In many regions the susceptibility of Neisseria gonorrhoeae isolates to antimicrobial agents is rarely tested. The Gonococcal Antimicrobial Surveillance Program (GASP) in Cuba was established as part of a larger regional GASP program to facilitate the collection Azithromycin Brand Name and reporting of antimicrobial susceptibility data for N gonorrhoeae isolates.

azitro antibiotics 2017-09-06 Identifier: Clamoxin Tablets NCT00189020.

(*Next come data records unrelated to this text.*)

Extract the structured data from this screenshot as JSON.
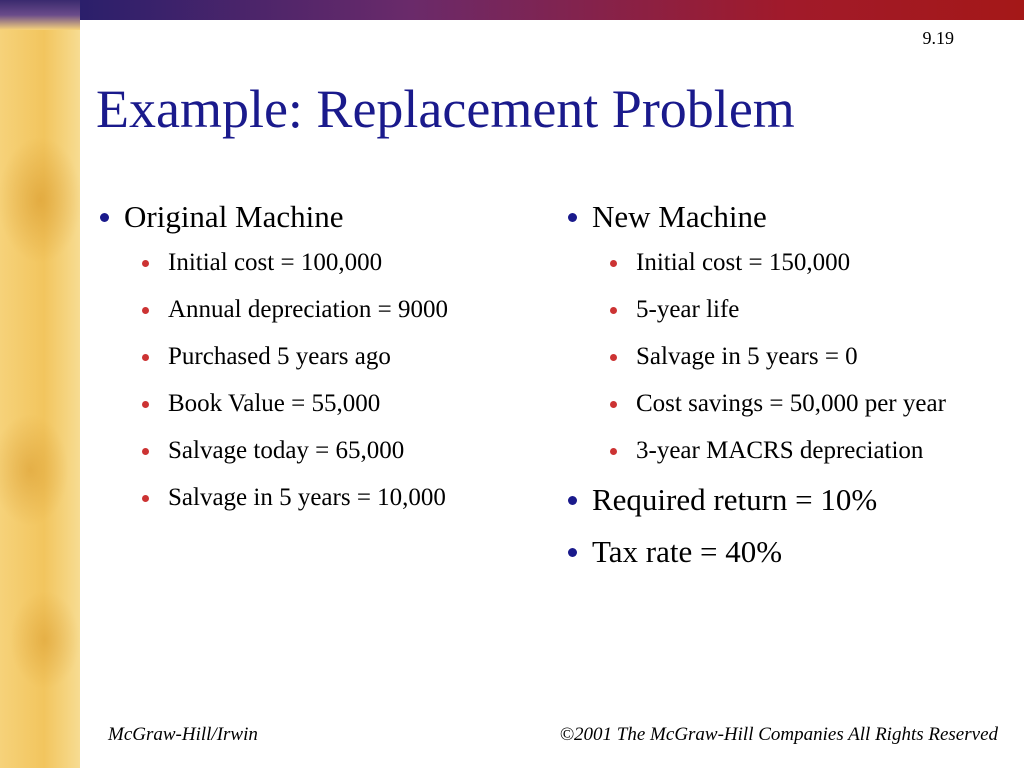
{
  "slide_number": "9.19",
  "title": "Example: Replacement Problem",
  "left_column": {
    "heading": "Original Machine",
    "items": [
      "Initial cost = 100,000",
      "Annual depreciation = 9000",
      "Purchased 5 years ago",
      "Book Value = 55,000",
      "Salvage today = 65,000",
      "Salvage in 5 years = 10,000"
    ]
  },
  "right_column": {
    "heading": "New Machine",
    "items": [
      "Initial cost = 150,000",
      "5-year life",
      "Salvage in 5 years = 0",
      "Cost savings = 50,000 per year",
      "3-year MACRS depreciation"
    ],
    "extra_points": [
      "Required return = 10%",
      "Tax rate = 40%"
    ]
  },
  "footer": {
    "left": "McGraw-Hill/Irwin",
    "right": "©2001 The McGraw-Hill Companies All Rights Reserved"
  },
  "colors": {
    "title": "#1a1a8c",
    "level1_bullet": "#1a1a8c",
    "level2_bullet": "#cc3333",
    "top_bar_start": "#2b1f6b",
    "top_bar_end": "#a41818"
  }
}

azitro 500 mg yan etkileri 2016-03-23

The in vitro activities of modithromycin against Gram-positive and -negative respiratory pathogens, including macrolide-resistant cocci with different resistance mechanisms, were compared with those of other macrolide and ketolide agents. MICs were determined by the broth microdilution method. All 595 test strains used in this study were isolated from Japanese medical facilities. The erm (ribosome methylase) and/or mef (efflux pump) gene, which correlated with resistance to erythromycin as well as clarithromycin and azithromycin, was found in 81.8%, 21.3%, and 23.2% of Streptococcus pneumoniae, Streptococcus pyogenes, and methicillin-susceptible Staphylococcus aureus (MSSA) strains, respectively. Modithromycin showed MIC(90)s of 0.125 μg/ml against these three cocci, including macrolide-resistant strains. In particular, the MIC of modithromycin against ermB-carrying S. pyogenes was ≥ 32-fold lower than that of telithromycin. The activities of modithromycin as well as telithromycin were little affected by the presence of mefA or mefE in both streptococci. Against Komposisi Sanprima Tablet Gram-negative pathogens, modithromycin showed MIC(90)s of 0.5, 8, and 0.031 μg/ml against Moraxella catarrhalis, Haemophilus influenzae, and Legionella spp., respectively. The MICs of modithromycin against M. catarrhalis and H. influenzae were higher than those of telithromycin and azithromycin. However, modithromycin showed the most potent anti-Legionella activity among the macrolide and ketolide agents tested. These results suggested that the bicyclolide agent modithromycin is a novel class of macrolides with improved antibacterial activity against Gram-positive cocci, including telithromycin-resistant streptococci and intracellular Gram-negative bacteria of the Legionella species.